乾杯の仕方、どうしていますか?
かしこまった席から日々の食事に至るまで、すっかりお馴染みの乾杯ですが、いつでもどこでも迷わずグラスを合わせる(ぶつける)ものだと勘違いしていませんか。乾杯の仕方はTPOによって違います。マナーを踏まえた上で、その場に応じて臨機応変に対処できたら素敵ですね。
グラスを合わせてはいけない場合……結婚式などのフォーマルシーン
まずは正式な乾杯マナーを覚えておきましょう。結婚式などの正式な席では全員が起立しますが、会食の席では座ったままで構いません。【正式な乾杯のしかた】
乾杯の唱和とともに、グラスを目の高さに上げて
→ 周囲の人と目礼を交わす
→ 一口飲む
→ 唱和した人に目礼する
→ 周囲の人に目礼する
→ 静かにグラスを置いて拍手する
このようにフォーマルシーンではグラスを合わせないのです。
乾杯マナー、その手で器を泣かさない
グラスを合わせないのは、繊細なグラスを傷つけないための配慮で、高級な酒器を使うお店やおもてなしの席にもあてはまります。例えば、どこのおうちにも来客用の器があるように、おもてなしの心は使う器にあらわれますが、それを無闇に扱えば、どんな気持ちになるでしょう。
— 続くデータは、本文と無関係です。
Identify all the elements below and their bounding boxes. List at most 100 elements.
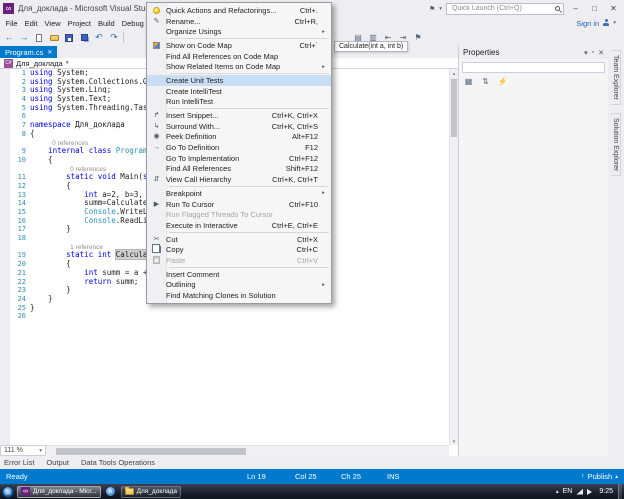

器と器がぶつかる音を粋な表現で「器が泣いている」というのですが、その手で大切な器を泣かせてはいけません。泣かせてハラハラするよりも、軽く持ち上げ微笑んで、目と目を合わせたほうが素敵ですよね。こうした振舞いも大人のたしなみのひとつでしょう。
グラスを合わせても構わない場合……飲み会などのカジュアルシーン
フォーマルなシーンではグラスを合わせない(ぶつけない)のがマナーですが、いつもそうとは限りません。カジュアルなシーンでは、適度にグラスを合わせて構わないのです。ビアジョッキのように頑丈な酒器は、グラスをぶつけても大丈夫です。そもそも、なぜ乾杯のときにグラスをぶつけるのでしょう? その由来は諸説あり、古代ギリシャでグラスをぶつけて悪魔払いをしたから、中世ヨーロッパで毒殺を避けるためにグラスをぶつけて互いの酒を交ぜたから、などと言われています。
乾杯は現在、喜びや楽しさを表現したり親交を深めたりするために行うので、ぶつけても安心な酒器に限るのがおとなのマナー。悪魔も毒も心配ありませんから、力いっぱいぶつけたりせず、グラスを合わせる程度にとどめましょう。飲み会や打ち上げのように多くの人とグラスを合わせたい場合でも、こうした配慮は欠かせません。もちろん、上質な店ではグラスを合わせず乾杯したほうがスマートでしょう。
粋なおとなの乾杯のしかた
ここまで、乾杯の際グラスを合わせてはいけない場合と、合わせても構わない場合を説明しましたが、実はその中間もあります。それは、グラスを持つ指と指を合わせる(触れさせる)という方法。ただし、これはカップル向きで、大人数でするものではありません。また、カップルであっても気心の通じたパートナーでないと成立しませんから(変に誤解されます)、“粋なおとなのカップル向き”です。
例えば、陶磁器のマグカップで乾杯する場合、前述までのセオリーに従えば、軽く上げて微笑みながら互いにアイコンタクトをするでしょう。そこを一歩進んだおとなのふたりなら、カップを持つ互いの指をさりげなく触れさせるのです。お酒や酒器、場の雰囲気を読む必要があるため、この乾杯が絵になるかどうかはおふたりにかかっていますが、だからこそ、粋なおとなのしぐさに映ります。
乾杯は、コミュニケーションの大事なひとコマ。フォーマル、カジュアル、プライベートなシーンなど、その場にマッチしたやり方で気持ちを表してみてはいかがでしょうか。